The Web Audio API is a built-in browser capability for processing and synthesising audio directly in JavaScript. Introduced in 2011 and now supported in every major browser, it provides a powerful audio processing engine without any plugins or server-side code.

It's the technology that lets TRIMR decode, render waveforms, preview, and export audio entirely within your browser — no uploads needed.

How Audio Decoding Works

When you load a file in TRIMR, the browser's AudioContext.decodeAudioData() method reads the compressed audio (MP3, OGG, etc.) and converts it into an AudioBuffer — a raw array of audio samples at full quality. This is the foundation for all subsequent processing.

This decoding is hardware-accelerated in modern browsers, which is why even large FLAC files decode nearly instantly.

Waveform Rendering

To draw the waveform, TRIMR reads the raw sample data from the AudioBuffer using getChannelData(). For each pixel column on the canvas, it finds the minimum and maximum sample values in that time slice and draws a bar between them. The result is a visual representation of the audio's amplitude over time.

Trimming and the OfflineAudioContext

When you export, TRIMR uses an OfflineAudioContext — a special audio context that renders audio as fast as possible without playing it through speakers. It processes only the trimmed region by setting the playback offset and duration on a BufferSource node, then renders the result to a new AudioBuffer.

Why This Matters for Privacy

Because the entire pipeline — decode, analyse, trim, encode — runs inside the browser's JavaScript engine, your audio data literally never leaves the browser tab. The Web Audio API has no network access. There is no mechanism by which TRIMR could send your audio to a server even if it wanted to.

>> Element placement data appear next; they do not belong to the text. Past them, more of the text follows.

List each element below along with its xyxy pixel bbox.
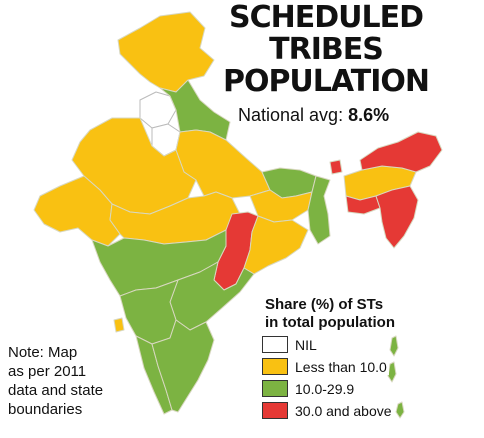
region-goa: [113, 317, 125, 333]
national-average-value: 8.6%: [348, 105, 390, 125]
legend-label-nil: NIL: [293, 336, 319, 353]
note-line-4: boundaries: [8, 401, 83, 418]
national-average-label: National avg:: [238, 105, 344, 125]
legend-title-line-1: Share (%) of STs: [265, 296, 384, 313]
legend-swatch-nil: [262, 336, 288, 353]
note-line-3: data and state: [8, 382, 104, 399]
region-gujarat: [33, 175, 121, 247]
region-northeast-south: [375, 185, 419, 249]
map-title: SCHEDULED TRIBES POPULATION: [176, 2, 476, 98]
title-line-2: POPULATION: [222, 64, 430, 99]
note-line-1: Note: Map: [8, 344, 78, 361]
region-punjab: [139, 91, 177, 129]
legend: Share (%) of STs in total population NIL…: [262, 295, 442, 421]
national-average: National avg: 8.6%: [238, 105, 389, 126]
legend-item-low: Less than 10.0: [262, 356, 442, 377]
region-andaman: [389, 335, 399, 357]
legend-item-high: 30.0 and above: [262, 400, 442, 421]
title-line-1: SCHEDULED TRIBES: [229, 0, 424, 67]
legend-title-line-2: in total population: [265, 314, 395, 331]
note-line-2: as per 2011: [8, 363, 87, 380]
legend-swatch-low: [262, 358, 288, 375]
legend-label-mid: 10.0-29.9: [293, 380, 357, 397]
legend-title: Share (%) of STs in total population: [262, 295, 442, 333]
region-odisha: [243, 215, 309, 275]
region-arunachal: [359, 131, 443, 173]
region-jammu-kashmir: [117, 11, 215, 93]
region-tamil-nadu: [151, 319, 215, 413]
legend-swatch-mid: [262, 380, 288, 397]
region-nicobar: [395, 401, 405, 419]
legend-label-high: 30.0 and above: [293, 402, 394, 419]
legend-item-nil: NIL: [262, 334, 442, 355]
legend-item-mid: 10.0-29.9: [262, 378, 442, 399]
map-note: Note: Map as per 2011 data and state bou…: [8, 343, 128, 419]
region-maharashtra: [91, 229, 227, 297]
region-sikkim: [329, 159, 343, 175]
legend-label-low: Less than 10.0: [293, 358, 389, 375]
region-west-bengal: [307, 175, 331, 245]
legend-swatch-high: [262, 402, 288, 419]
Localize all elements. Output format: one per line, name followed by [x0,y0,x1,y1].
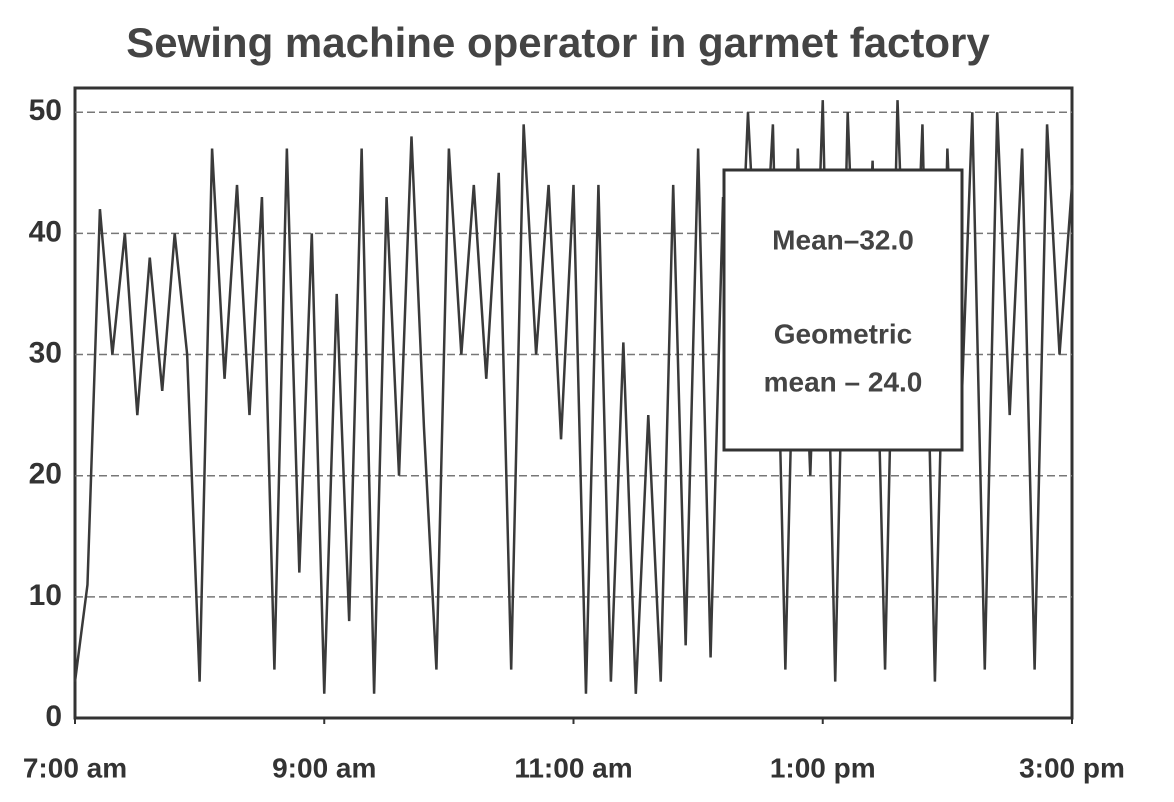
y-tick-label: 30 [29,336,62,369]
chart-title: Sewing machine operator in garmet factor… [126,19,990,66]
annotation-box [722,168,964,452]
y-tick-label: 40 [29,215,62,248]
annotation: Mean–32.0 [772,224,914,255]
y-tick-label: 20 [29,458,62,491]
x-tick-label: 1:00 pm [770,752,876,783]
annotation: mean – 24.0 [764,366,923,397]
x-tick-label: 11:00 am [514,752,632,783]
y-tick-label: 50 [29,94,62,127]
y-tick-label: 10 [29,579,62,612]
y-tick-label: 0 [45,700,62,733]
x-tick-label: 9:00 am [272,752,376,783]
annotation: Geometric [774,318,913,349]
x-tick-label: 7:00 am [23,752,127,783]
x-tick-label: 3:00 pm [1019,752,1125,783]
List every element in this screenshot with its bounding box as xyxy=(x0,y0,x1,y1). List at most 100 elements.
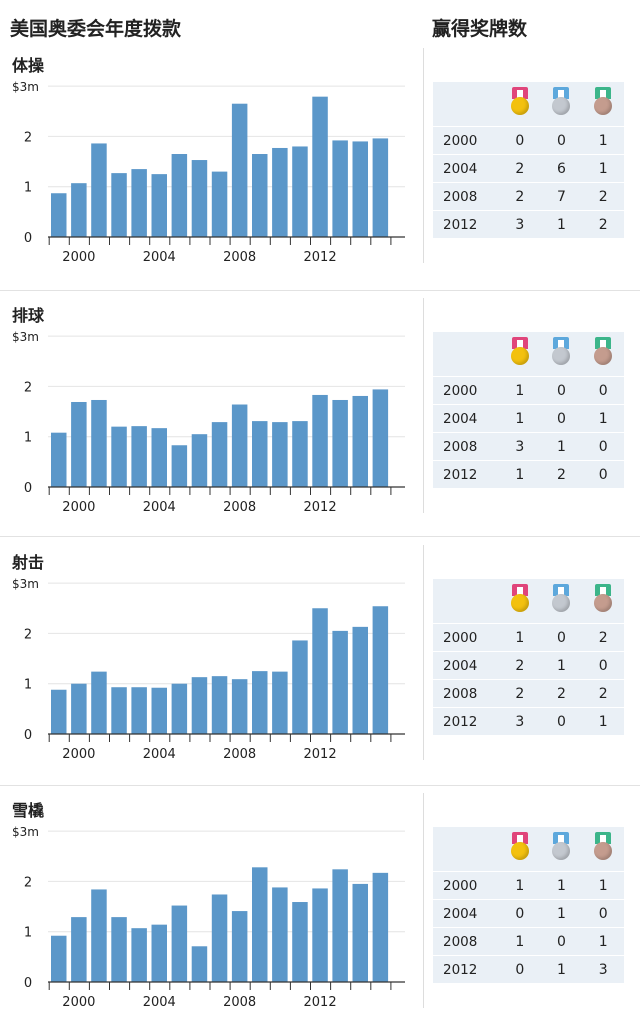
medal-count: 1 xyxy=(540,432,583,461)
bar xyxy=(332,869,348,982)
medal-count: 0 xyxy=(540,623,583,652)
bar xyxy=(71,183,87,237)
medal-year: 2012 xyxy=(433,460,499,488)
medal-row: 2004 2 6 1 xyxy=(433,154,624,183)
medal-header-row xyxy=(433,332,624,377)
bar xyxy=(131,169,147,237)
medal-count: 3 xyxy=(499,210,541,238)
panel-divider xyxy=(0,785,640,786)
medal-row: 2004 0 1 0 xyxy=(433,899,624,928)
medal-header-row xyxy=(433,827,624,872)
medal-year: 2004 xyxy=(433,404,499,433)
medal-column-header xyxy=(499,827,541,872)
sport-label: 雪橇 xyxy=(12,801,45,820)
medal-column-header xyxy=(582,579,624,624)
bar xyxy=(91,399,107,487)
medal-year: 2004 xyxy=(433,651,499,680)
bar xyxy=(231,911,248,982)
x-tick-label: 2012 xyxy=(304,747,337,762)
sport-label: 体操 xyxy=(12,56,45,75)
medal-count: 3 xyxy=(582,955,624,983)
medal-year: 2004 xyxy=(433,899,499,928)
medal-year: 2008 xyxy=(433,927,499,956)
x-tick-label: 2000 xyxy=(62,747,95,762)
bar xyxy=(332,399,348,487)
medal-count: 1 xyxy=(499,460,541,488)
bar xyxy=(252,671,268,734)
y-tick-label: 0 xyxy=(24,976,32,991)
medal-row: 2000 0 0 1 xyxy=(433,126,624,155)
medal-header-row xyxy=(433,579,624,624)
medal-table: 2000 1 0 0 2004 1 0 1 2008 3 1 0 2012 1 2 0 xyxy=(433,332,624,488)
bar xyxy=(231,103,248,237)
bar xyxy=(131,928,147,982)
medal-count: 1 xyxy=(540,899,583,928)
bar xyxy=(151,924,167,982)
medal-row: 2012 3 0 1 xyxy=(433,707,624,735)
medal-table: 2000 1 0 2 2004 2 1 0 2008 2 2 2 2012 3 0 1 xyxy=(433,579,624,735)
bar xyxy=(372,606,389,734)
x-tick-label: 2000 xyxy=(62,500,95,515)
medal-column-header xyxy=(541,332,583,377)
bar xyxy=(352,141,368,237)
bar xyxy=(372,389,389,487)
bar xyxy=(111,917,127,982)
medal-count: 1 xyxy=(582,707,624,735)
y-unit-label: $3m xyxy=(12,330,39,344)
bar xyxy=(352,883,368,982)
bar xyxy=(191,434,208,487)
bar xyxy=(352,395,368,487)
bar xyxy=(191,946,208,982)
bar-chart: 0 1 2 $3m 2000 2004 2008 2012 xyxy=(12,577,405,762)
medal-count: 2 xyxy=(499,651,541,680)
bar xyxy=(231,679,248,734)
column-divider xyxy=(423,793,424,1008)
bar xyxy=(71,401,87,487)
bar xyxy=(191,677,208,734)
header-spacer xyxy=(433,579,499,624)
medal-year: 2012 xyxy=(433,707,499,735)
bar xyxy=(131,426,147,487)
column-divider xyxy=(423,545,424,760)
x-tick-label: 2004 xyxy=(143,747,176,762)
medal-count: 0 xyxy=(540,376,583,405)
medal-count: 1 xyxy=(540,871,583,900)
y-tick-label: 0 xyxy=(24,728,32,743)
medal-header-row xyxy=(433,82,624,127)
sport-label: 排球 xyxy=(12,306,45,325)
bar xyxy=(171,905,188,982)
bar xyxy=(91,143,107,237)
medal-count: 0 xyxy=(499,899,541,928)
medal-row: 2012 1 2 0 xyxy=(433,460,624,488)
medal-column-header xyxy=(582,82,624,127)
bar xyxy=(151,174,167,237)
medal-row: 2012 0 1 3 xyxy=(433,955,624,983)
medal-count: 2 xyxy=(499,154,541,183)
medal-count: 1 xyxy=(582,871,624,900)
page-title: 美国奥委会年度拨款 xyxy=(10,18,182,40)
bar xyxy=(191,160,208,237)
sport-label: 射击 xyxy=(12,553,45,572)
header-spacer xyxy=(433,827,499,872)
y-unit-label: $3m xyxy=(12,80,39,94)
bar xyxy=(171,154,188,237)
x-tick-label: 2012 xyxy=(304,995,337,1010)
medal-count: 0 xyxy=(499,126,541,155)
medal-count: 1 xyxy=(582,126,624,155)
silver-medal-icon xyxy=(550,87,572,117)
medal-table: 2000 1 1 1 2004 0 1 0 2008 1 0 1 2012 0 1 3 xyxy=(433,827,624,983)
silver-medal-icon xyxy=(550,584,572,614)
medal-year: 2012 xyxy=(433,210,499,238)
bar xyxy=(272,671,288,734)
medal-row: 2008 1 0 1 xyxy=(433,927,624,956)
medal-count: 2 xyxy=(540,460,583,488)
x-tick-label: 2004 xyxy=(143,250,176,265)
bar xyxy=(292,902,308,982)
bar xyxy=(51,689,67,734)
y-tick-label: 1 xyxy=(24,431,32,446)
y-unit-label: $3m xyxy=(12,577,39,591)
bar xyxy=(91,889,107,982)
bar xyxy=(211,676,228,734)
bar xyxy=(372,138,389,237)
medal-count: 1 xyxy=(540,651,583,680)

This is a genuine architectural privacy guarantee, not just a policy promise.

Browser Support

The Web Audio API is supported in Chrome, Firefox, Safari, Edge, and all Chromium-based browsers. Mobile browsers on iOS (Safari) and Android (Chrome) also support it. If you're using a very old browser, some features may not work — but any browser released since 2016 should be fully compatible.